Cloud computing has been the next big thing on the Web for a while, but this week it's truly hit the headlines with the announcement of Google's Chrome operating system. So what does cloud mean, how does it work -- and is it safe? We take a look at the basics of the cloud concept and give you some tips to keep yourself and your data safe and sound.
What is cloud computing?
The 'cloud' represents the Internet: instead of using software installed on your computer, or saving data to your hard drive, you're working and storing stuff on the Web, in cyberspace. Data is stored on servers run by the service you're using, and tasks are performed in your browser using an interface provided by the service.
Guess what? Your head's already in the cloud
Web-based email services such as Hotmail or Yahoo were among the earliest popular forms of cloud computing. If you use Facebook to interact with friends, Flickr to store photos, or Googlemail to send email, you're already storing your data in the cloud and using a service whose behind-the-scenes magic is cloud-based too.
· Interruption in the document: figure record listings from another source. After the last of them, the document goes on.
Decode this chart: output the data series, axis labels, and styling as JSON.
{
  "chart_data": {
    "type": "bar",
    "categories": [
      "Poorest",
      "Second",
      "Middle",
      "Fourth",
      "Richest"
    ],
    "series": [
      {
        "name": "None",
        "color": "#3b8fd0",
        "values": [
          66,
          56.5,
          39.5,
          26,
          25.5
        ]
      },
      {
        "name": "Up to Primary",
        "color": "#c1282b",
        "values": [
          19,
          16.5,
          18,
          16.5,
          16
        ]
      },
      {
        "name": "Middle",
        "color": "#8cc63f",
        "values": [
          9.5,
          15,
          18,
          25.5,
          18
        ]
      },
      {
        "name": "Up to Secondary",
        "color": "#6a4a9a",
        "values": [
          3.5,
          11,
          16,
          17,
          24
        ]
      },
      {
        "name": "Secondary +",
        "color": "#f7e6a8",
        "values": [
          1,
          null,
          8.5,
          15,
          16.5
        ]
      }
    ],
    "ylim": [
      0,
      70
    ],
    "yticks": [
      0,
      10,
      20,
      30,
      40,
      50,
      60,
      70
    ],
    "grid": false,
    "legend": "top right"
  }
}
Just as the sky covers you wherever you are, you can reach into the cloud even when you're not at your own computer, by logging in to a Web site or service from wherever you happen to be.
Getting into the cloud
The success of the netbook -- and the mobile Internet -- goes hand-in-hand with cloud computing. Netbooks and mobile phones by definition are low-specced so they consume less power and can be more portable. A netbook wouldn't be able to run Photoshop well, or store vast quantities of music. But thanks to the cloud they don't need to -- all a netbook needs is a browser and an Internet connection and music, photos and email can all be accessed from the cloud.
So if all you want is to type a document and maybe include some basic formatting, you don't need all the power of Microsoft Word -- you can simply log in to Google Docs. Just as the cloud doesn't care how powerful your computer is, it isn't bothered what brand your computer is either. Crave's Nate and Rich both write in Google Docs from PCs in Crave Towers and Apple MacBooks at home, and many services can be accessed via your phone or even have their own iPhone or Android apps.
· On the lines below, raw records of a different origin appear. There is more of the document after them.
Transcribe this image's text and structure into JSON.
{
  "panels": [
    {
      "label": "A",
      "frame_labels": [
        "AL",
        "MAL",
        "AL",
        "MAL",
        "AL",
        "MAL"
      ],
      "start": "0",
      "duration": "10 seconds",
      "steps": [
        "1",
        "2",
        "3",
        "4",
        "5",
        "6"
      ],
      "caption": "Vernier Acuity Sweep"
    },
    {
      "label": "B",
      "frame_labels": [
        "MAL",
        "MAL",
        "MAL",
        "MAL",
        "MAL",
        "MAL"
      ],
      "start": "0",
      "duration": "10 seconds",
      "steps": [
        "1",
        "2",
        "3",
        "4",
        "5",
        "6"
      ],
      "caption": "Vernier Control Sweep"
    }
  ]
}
Two's company, three's a cloud
Just as you can log in from any computer, a friend or colleague can also log in and work on the same document. Google Docs is just one of the office-type services that allows for collaboration. Some even let people in different locations around the world work on the same document at the same time. That twists our melon, that does.
So that's the silver lining, but is there a cloud over the cloud?
Cloud computing may sound great, but there's a few things to consider before committing your whole life to the cloud. As open-source guru Richard Stallman points out, your data is handed over to third parties, and is outside of your control.